Rencontre avec l’écrivain Erik L’homme à la médiathèque de Remiremont
- Photographie : Lycée Malraux.
- Photographie : Lycée Malraux.
Vendredi 5 mars, les 2des 8 du lycée Malraux ont eu la chance de rencontrer l’auteur jeunesse le plus vendu en France : Erik L’homme (12 titres, 3 millions d’exemplaires en France, une trilogie « Le Livre des étoiles » écoulée à plus de 1,5 million d’exemplaires, publiée en 26 langues avec une adaptation série en cours de 8 épisodes, pilote en préparation).
En tournée auprès des établissements scolaires dans le cadre de l’action « Auteurs en lycée » (financements Association Interbibly et pass culture), c’est à la médiathèque de la cité des Chanoinesse que le célèbre écrivain a répondu aux questions des élèves. Pour encadrer la classe étaient présentes la représentante d’Interbibly, Mme Louise Perrin, les organisatrices de l’action, les documentalistes Mmes Jacquel, Holderith et Mme Gauche, professeur de français de la classe. Une visite de la médiathèque avait été programmée juste avant la rencontre préparée en amont au CDI.
Chaque élève avait lu un ouvrage de l’auteur, réalisé un exposé de sa lecture devant les autres élèves, préparé un ensemble de questions sur la vie et l’œuvre d’Erik L’homme, et plus précisément le séjour au Pakistan qui lui avait permis de rédiger l’ouvrage « Des pas dans la neige » dans les années 1990. La classe avait préparé des cartes individuelles de remerciement remises à l’auteur à l’issue de la rencontre, lors d’une séance de dédicaces réalisée avec les marque-pages offerts par la médiathèque.

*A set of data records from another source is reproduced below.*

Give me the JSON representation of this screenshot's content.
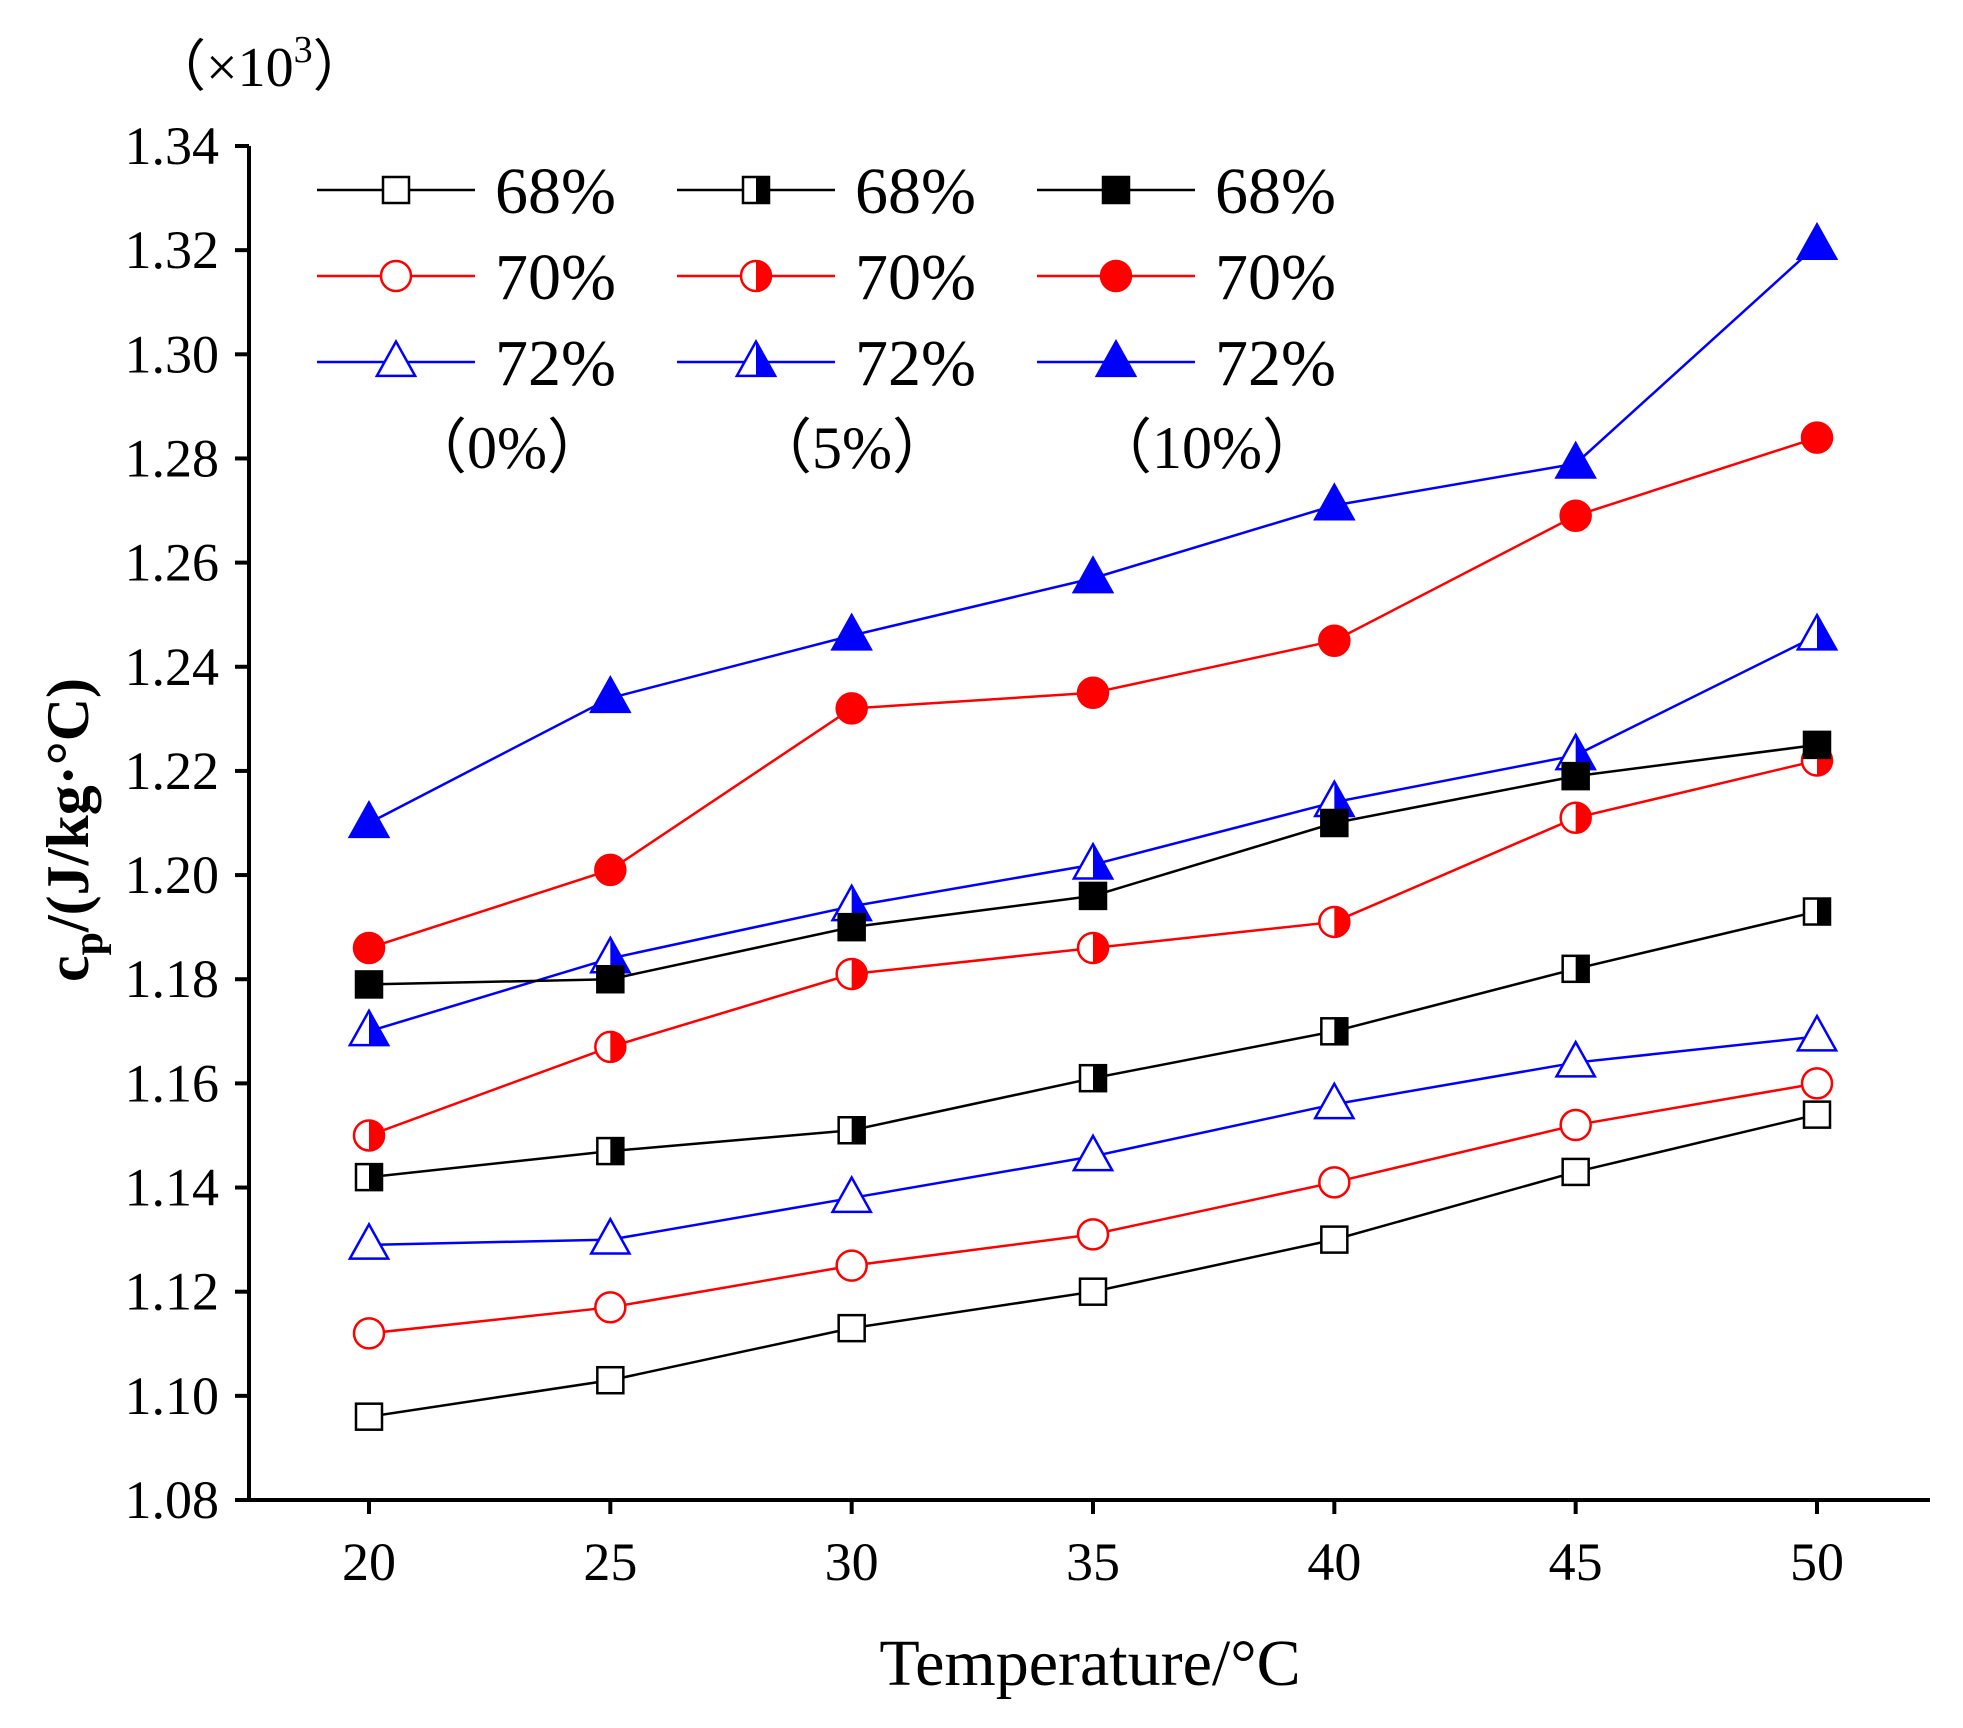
{
  "chart_data": {
    "type": "line",
    "multiplier_label": "（×10",
    "multiplier_exponent": "3",
    "multiplier_close": "）",
    "xlabel": "Temperature/°C",
    "ylabel_main": "c",
    "ylabel_sub": "p",
    "ylabel_rest": "/(J/kg·°C)",
    "x": [
      20,
      25,
      30,
      35,
      40,
      45,
      50
    ],
    "xticks": [
      "20",
      "25",
      "30",
      "35",
      "40",
      "45",
      "50"
    ],
    "ylim": [
      1.08,
      1.34
    ],
    "yticks": [
      "1.08",
      "1.10",
      "1.12",
      "1.14",
      "1.16",
      "1.18",
      "1.20",
      "1.22",
      "1.24",
      "1.26",
      "1.28",
      "1.30",
      "1.32",
      "1.34"
    ],
    "legend_placement": "top-left",
    "groups": [
      "（0%）",
      "（5%）",
      "（10%）"
    ],
    "colors": {
      "68%": "#000000",
      "70%": "#ff0000",
      "72%": "#0000ff"
    },
    "series": [
      {
        "name": "68%",
        "group": "（0%）",
        "marker": "square",
        "fill": "open",
        "color": "#000000",
        "values": [
          1.096,
          1.103,
          1.113,
          1.12,
          1.13,
          1.143,
          1.154
        ]
      },
      {
        "name": "70%",
        "group": "（0%）",
        "marker": "circle",
        "fill": "open",
        "color": "#ff0000",
        "values": [
          1.112,
          1.117,
          1.125,
          1.131,
          1.141,
          1.152,
          1.16
        ]
      },
      {
        "name": "72%",
        "group": "（0%）",
        "marker": "triangle",
        "fill": "open",
        "color": "#0000ff",
        "values": [
          1.129,
          1.13,
          1.138,
          1.146,
          1.156,
          1.164,
          1.169
        ]
      },
      {
        "name": "68%",
        "group": "（5%）",
        "marker": "square",
        "fill": "half",
        "color": "#000000",
        "values": [
          1.142,
          1.147,
          1.151,
          1.161,
          1.17,
          1.182,
          1.193
        ]
      },
      {
        "name": "70%",
        "group": "（5%）",
        "marker": "circle",
        "fill": "half",
        "color": "#ff0000",
        "values": [
          1.15,
          1.167,
          1.181,
          1.186,
          1.191,
          1.211,
          1.222
        ]
      },
      {
        "name": "72%",
        "group": "（5%）",
        "marker": "triangle",
        "fill": "half",
        "color": "#0000ff",
        "values": [
          1.17,
          1.184,
          1.194,
          1.202,
          1.214,
          1.223,
          1.246
        ]
      },
      {
        "name": "68%",
        "group": "（10%）",
        "marker": "square",
        "fill": "solid",
        "color": "#000000",
        "values": [
          1.179,
          1.18,
          1.19,
          1.196,
          1.21,
          1.219,
          1.225
        ]
      },
      {
        "name": "70%",
        "group": "（10%）",
        "marker": "circle",
        "fill": "solid",
        "color": "#ff0000",
        "values": [
          1.186,
          1.201,
          1.232,
          1.235,
          1.245,
          1.269,
          1.284
        ]
      },
      {
        "name": "72%",
        "group": "（10%）",
        "marker": "triangle",
        "fill": "solid",
        "color": "#0000ff",
        "values": [
          1.21,
          1.234,
          1.246,
          1.257,
          1.271,
          1.279,
          1.321
        ]
      }
    ]
  }
}
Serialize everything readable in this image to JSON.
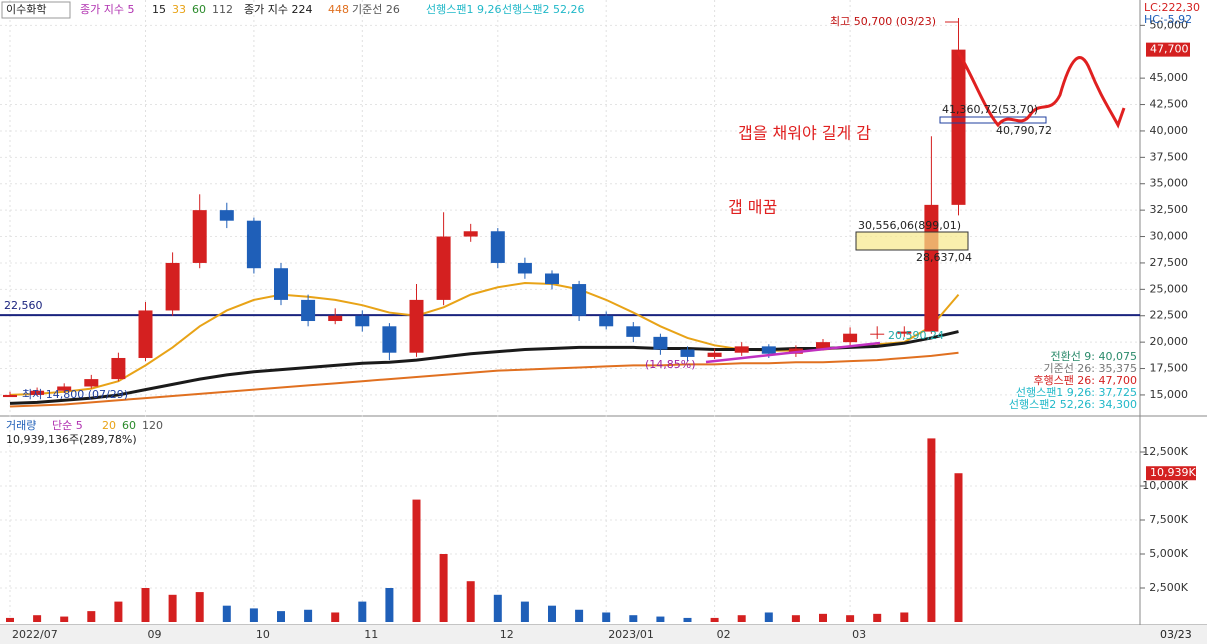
{
  "chart_data": [
    {
      "type": "candlestick",
      "title": "이수화학",
      "indicator_labels": [
        "종가 지수 5",
        "15",
        "33",
        "60",
        "112",
        "종가 지수 224",
        "448",
        "기준선 26",
        "선행스팬1 9,26",
        "선행스팬2 52,26"
      ],
      "corner_labels": [
        "LC:222,30",
        "HC:-5,92"
      ],
      "categories": [
        "2022/07",
        null,
        null,
        null,
        null,
        "09",
        null,
        null,
        null,
        "10",
        null,
        null,
        null,
        "11",
        null,
        null,
        null,
        null,
        "12",
        null,
        null,
        null,
        "2023/01",
        null,
        null,
        null,
        "02",
        null,
        null,
        null,
        null,
        "03",
        null,
        null,
        null,
        null
      ],
      "open": [
        14800,
        15000,
        15400,
        15800,
        16500,
        18500,
        23000,
        27500,
        32500,
        31500,
        27000,
        24000,
        22000,
        22500,
        21500,
        19000,
        24000,
        30000,
        30500,
        27500,
        26500,
        25500,
        22500,
        21500,
        20500,
        19300,
        18600,
        19000,
        19600,
        18900,
        19400,
        20000,
        20800,
        20800,
        21000,
        33000
      ],
      "high": [
        15300,
        15700,
        16100,
        16900,
        19000,
        23800,
        28500,
        34000,
        33200,
        31800,
        27500,
        24500,
        23200,
        23000,
        21800,
        25500,
        32300,
        31200,
        30800,
        28000,
        26800,
        25800,
        22900,
        21900,
        20800,
        19600,
        19400,
        20000,
        19800,
        19700,
        20300,
        21400,
        21500,
        21500,
        39500,
        50700
      ],
      "low": [
        14800,
        14900,
        15200,
        15600,
        16300,
        18200,
        22500,
        27000,
        30800,
        26500,
        23500,
        21500,
        21700,
        21000,
        18300,
        18600,
        23500,
        29500,
        27000,
        26000,
        25000,
        22000,
        21200,
        20000,
        18800,
        18200,
        18400,
        18700,
        18500,
        18600,
        19200,
        19600,
        20300,
        20500,
        20800,
        32000
      ],
      "close": [
        15000,
        15400,
        15800,
        16500,
        18500,
        23000,
        27500,
        32500,
        31500,
        27000,
        24000,
        22000,
        22500,
        21500,
        19000,
        24000,
        30000,
        30500,
        27500,
        26500,
        25500,
        22500,
        21500,
        20500,
        19300,
        18600,
        19000,
        19600,
        18900,
        19400,
        20000,
        20800,
        20800,
        21000,
        33000,
        47700
      ],
      "up_color": "#d42020",
      "down_color": "#1f5fb8",
      "series": [
        {
          "color": "#e8a317",
          "values": [
            15000,
            15100,
            15300,
            15600,
            16300,
            17800,
            19500,
            21500,
            23000,
            24000,
            24500,
            24300,
            24000,
            23500,
            22800,
            22500,
            23300,
            24500,
            25200,
            25600,
            25500,
            25000,
            24000,
            22800,
            21500,
            20400,
            19700,
            19300,
            19200,
            19200,
            19300,
            19500,
            19800,
            20000,
            21500,
            24500
          ]
        },
        {
          "color": "#1a1a1a",
          "values": [
            14200,
            14300,
            14500,
            14700,
            15000,
            15500,
            16000,
            16500,
            16900,
            17200,
            17400,
            17600,
            17800,
            18000,
            18100,
            18300,
            18600,
            18900,
            19100,
            19300,
            19400,
            19500,
            19500,
            19500,
            19400,
            19400,
            19300,
            19300,
            19300,
            19400,
            19400,
            19500,
            19600,
            19900,
            20400,
            21000
          ]
        },
        {
          "color": "#e07020",
          "values": [
            13900,
            14000,
            14100,
            14300,
            14500,
            14700,
            14900,
            15100,
            15300,
            15500,
            15700,
            15900,
            16100,
            16300,
            16500,
            16700,
            16900,
            17100,
            17300,
            17400,
            17500,
            17600,
            17700,
            17800,
            17800,
            17900,
            17900,
            18000,
            18000,
            18100,
            18100,
            18200,
            18300,
            18500,
            18700,
            19000
          ]
        }
      ],
      "hline": {
        "value": 22560,
        "label": "22,560"
      },
      "annotations": [
        "최고 50,700 (03/23)",
        "최저 14,800 (07/29)",
        "갭을 채워야 길게 감",
        "갭 매꿈",
        "41,360,72(53,70)",
        "40,790,72",
        "30,556,06(899,01)",
        "28,637,04",
        "20,590,24",
        "(14,85%)"
      ],
      "ichimoku_labels": [
        "전환선 9: 40,075",
        "기준선 26: 35,375",
        "후행스팬 26: 47,700",
        "선행스팬1 9,26: 37,725",
        "선행스팬2 52,26: 34,300"
      ],
      "current_label": "47,700",
      "ylim": [
        13100,
        52400
      ],
      "yticks": [
        {
          "value": 15000,
          "label": "15,000"
        },
        {
          "value": 17500,
          "label": "17,500"
        },
        {
          "value": 20000,
          "label": "20,000"
        },
        {
          "value": 22500,
          "label": "22,500"
        },
        {
          "value": 25000,
          "label": "25,000"
        },
        {
          "value": 27500,
          "label": "27,500"
        },
        {
          "value": 30000,
          "label": "30,000"
        },
        {
          "value": 32500,
          "label": "32,500"
        },
        {
          "value": 35000,
          "label": "35,000"
        },
        {
          "value": 37500,
          "label": "37,500"
        },
        {
          "value": 40000,
          "label": "40,000"
        },
        {
          "value": 42500,
          "label": "42,500"
        },
        {
          "value": 45000,
          "label": "45,000"
        },
        {
          "value": 50000,
          "label": "50,000"
        }
      ]
    },
    {
      "type": "bar",
      "title": "거래량",
      "indicator_labels": [
        "단순 5",
        "20",
        "60",
        "120"
      ],
      "subtitle": "10,939,136주(289,78%)",
      "values": [
        300,
        500,
        400,
        800,
        1500,
        2500,
        2000,
        2200,
        1200,
        1000,
        800,
        900,
        700,
        1500,
        2500,
        9000,
        5000,
        3000,
        2000,
        1500,
        1200,
        900,
        700,
        500,
        400,
        300,
        300,
        500,
        700,
        500,
        600,
        500,
        600,
        700,
        13500,
        10939
      ],
      "current_label": "10,939K",
      "ylim": [
        0,
        15000
      ],
      "yticks": [
        {
          "value": 2500,
          "label": "2,500K"
        },
        {
          "value": 5000,
          "label": "5,000K"
        },
        {
          "value": 7500,
          "label": "7,500K"
        },
        {
          "value": 10000,
          "label": "10,000K"
        },
        {
          "value": 12500,
          "label": "12,500K"
        }
      ]
    }
  ],
  "last_date_label": "03/23"
}
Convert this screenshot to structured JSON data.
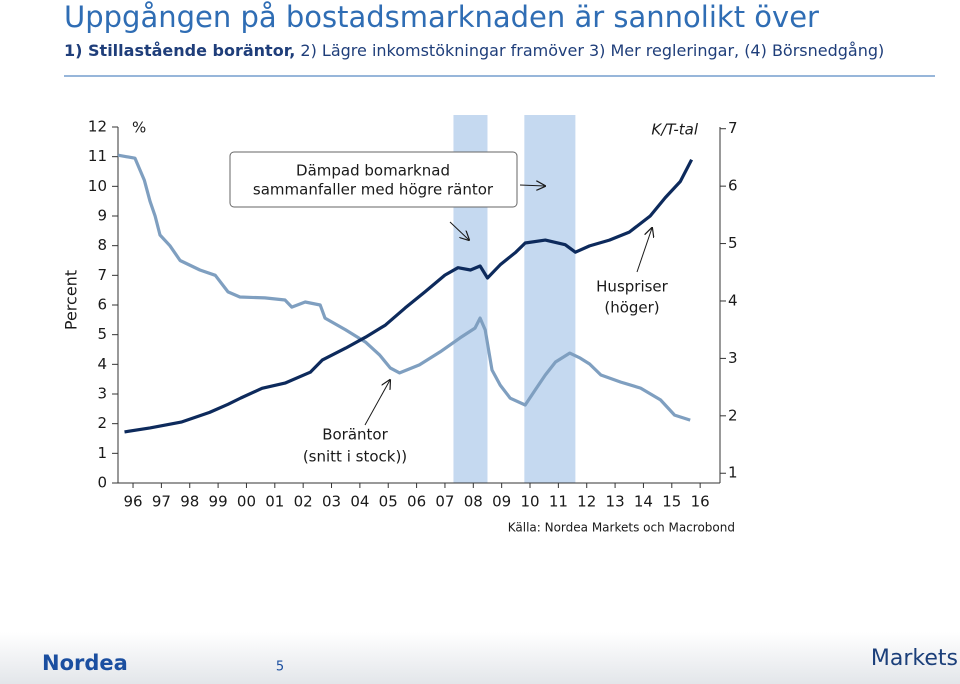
{
  "chart_data": {
    "type": "line",
    "title": "Uppgången på bostadsmarknaden är sannolikt över",
    "subtitle_bold": "1) Stillastående boräntor,",
    "subtitle": " 2) Lägre inkomstökningar framöver 3) Mer regleringar, (4) Börsnedgång)",
    "ylabel": "Percent",
    "yunit": "%",
    "y2unit": "K/T-tal",
    "source": "Källa: Nordea Markets och Macrobond",
    "xlim": [
      1995.47,
      2016.7
    ],
    "xticks": [
      {
        "value": 1996,
        "label": "96"
      },
      {
        "value": 1997,
        "label": "97"
      },
      {
        "value": 1998,
        "label": "98"
      },
      {
        "value": 1999,
        "label": "99"
      },
      {
        "value": 2000,
        "label": "00"
      },
      {
        "value": 2001,
        "label": "01"
      },
      {
        "value": 2002,
        "label": "02"
      },
      {
        "value": 2003,
        "label": "03"
      },
      {
        "value": 2004,
        "label": "04"
      },
      {
        "value": 2005,
        "label": "05"
      },
      {
        "value": 2006,
        "label": "06"
      },
      {
        "value": 2007,
        "label": "07"
      },
      {
        "value": 2008,
        "label": "08"
      },
      {
        "value": 2009,
        "label": "09"
      },
      {
        "value": 2010,
        "label": "10"
      },
      {
        "value": 2011,
        "label": "11"
      },
      {
        "value": 2012,
        "label": "12"
      },
      {
        "value": 2013,
        "label": "13"
      },
      {
        "value": 2014,
        "label": "14"
      },
      {
        "value": 2015,
        "label": "15"
      },
      {
        "value": 2016,
        "label": "16"
      }
    ],
    "ylim": [
      0,
      12
    ],
    "yticks": [
      0,
      1,
      2,
      3,
      4,
      5,
      6,
      7,
      8,
      9,
      10,
      11,
      12
    ],
    "y2lim": [
      0.83,
      7.03
    ],
    "y2ticks": [
      1,
      2,
      3,
      4,
      5,
      6,
      7
    ],
    "shaded_periods": [
      [
        2007.3,
        2008.5
      ],
      [
        2009.8,
        2011.6
      ]
    ],
    "shade_color": "#c5d9f0",
    "series": [
      {
        "color": "#7f9fc0",
        "axis": "y",
        "x": [
          1995.47,
          1996.07,
          1996.4,
          1996.6,
          1996.78,
          1996.95,
          1997.3,
          1997.66,
          1998.36,
          1998.9,
          1999.35,
          1999.77,
          2000.65,
          2001.36,
          2001.6,
          2002.07,
          2002.6,
          2002.77,
          2003.5,
          2004.2,
          2004.7,
          2005.07,
          2005.4,
          2006.1,
          2006.83,
          2007.53,
          2008.06,
          2008.24,
          2008.42,
          2008.66,
          2008.95,
          2009.3,
          2009.83,
          2010.18,
          2010.54,
          2010.9,
          2011.4,
          2011.77,
          2012.1,
          2012.5,
          2013.2,
          2013.9,
          2014.6,
          2015.1,
          2015.65
        ],
        "values": [
          11.05,
          10.95,
          10.2,
          9.5,
          9.0,
          8.36,
          8.0,
          7.5,
          7.18,
          7.0,
          6.44,
          6.27,
          6.24,
          6.17,
          5.93,
          6.1,
          6.0,
          5.56,
          5.16,
          4.75,
          4.31,
          3.88,
          3.71,
          3.98,
          4.42,
          4.89,
          5.22,
          5.56,
          5.16,
          3.81,
          3.3,
          2.86,
          2.63,
          3.13,
          3.64,
          4.08,
          4.38,
          4.21,
          4.01,
          3.64,
          3.4,
          3.2,
          2.8,
          2.29,
          2.12
        ]
      },
      {
        "color": "#0d2a5c",
        "axis": "y2",
        "x": [
          1995.7,
          1996.6,
          1997.7,
          1998.7,
          1999.35,
          1999.8,
          2000.55,
          2001.36,
          2002.25,
          2002.67,
          2003.5,
          2004.2,
          2004.9,
          2005.6,
          2006.3,
          2007.0,
          2007.46,
          2007.9,
          2008.24,
          2008.5,
          2008.95,
          2009.5,
          2009.83,
          2010.54,
          2011.24,
          2011.6,
          2012.1,
          2012.8,
          2013.5,
          2014.24,
          2014.77,
          2015.3,
          2015.7
        ],
        "values": [
          1.72,
          1.79,
          1.89,
          2.06,
          2.2,
          2.31,
          2.48,
          2.57,
          2.76,
          2.97,
          3.18,
          3.37,
          3.58,
          3.88,
          4.16,
          4.45,
          4.58,
          4.54,
          4.61,
          4.4,
          4.63,
          4.85,
          5.01,
          5.06,
          4.98,
          4.85,
          4.96,
          5.06,
          5.2,
          5.48,
          5.8,
          6.08,
          6.46
        ]
      }
    ],
    "annotations": [
      {
        "lines": [
          "Dämpad bomarknad",
          "sammanfaller med högre räntor"
        ]
      },
      {
        "lines": [
          "Boräntor",
          "(snitt i stock))"
        ]
      },
      {
        "lines": [
          "Huspriser",
          "(höger)"
        ]
      }
    ]
  },
  "footer": {
    "logo": "Nordea",
    "page": "5",
    "brand": "Markets"
  }
}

Lors de la rencontre, Erik l’homme est revenu sur beaucoup d’éléments : son enfance, le financement de ses voyages grâce à des campagnes de bûcheronnage de 2 mois et demi l’été, sa rémunération, le circuit du livre, la naissance de sa vocation en 6ᵉ lorsqu’il a fait sa première rédaction et que son professeur de français lui a donné la meilleure note de la classe, le café obligatoire avant la phase d’écriture, le côté trappeur qu’il revendique et qu’il a instillé notamment dans l’ouvrage Masca… Il s’est d’ailleurs particulièrement étendu sur la notion du voyage et de ce qu’il a retiré de sa quête de l’homme sauvage aux confins du Pakistan et de l’Afghanistan dans la chaîne des hautes montagnes de l’Hindou Kouch avec son frère Yannik et son ami Jordi : « Ce voyage au Pakistan, je ne l’ai pas fait en me disant : « je vais écrire un livre. ». Je crois vraiment qu’un voyage, c’est quelque chose qui doit se faire en vivant totalement le présent, en étant immergé. C’est pourquoi je suis toujours très surpris de voir des voyageurs qui passent leur journée entière à mettre entre ce qu’ils voient et eux l’écran de leur téléphone. Ce qui est important, c’est de vivre pleinement ce qu’on est en train de faire. Et si je me mettais dans une dynamique d’écriture quand je voyage, ça m’éloignerait du voyage. C’est pour ça que c’est bien d’écrire une fois qu’on est rentré. »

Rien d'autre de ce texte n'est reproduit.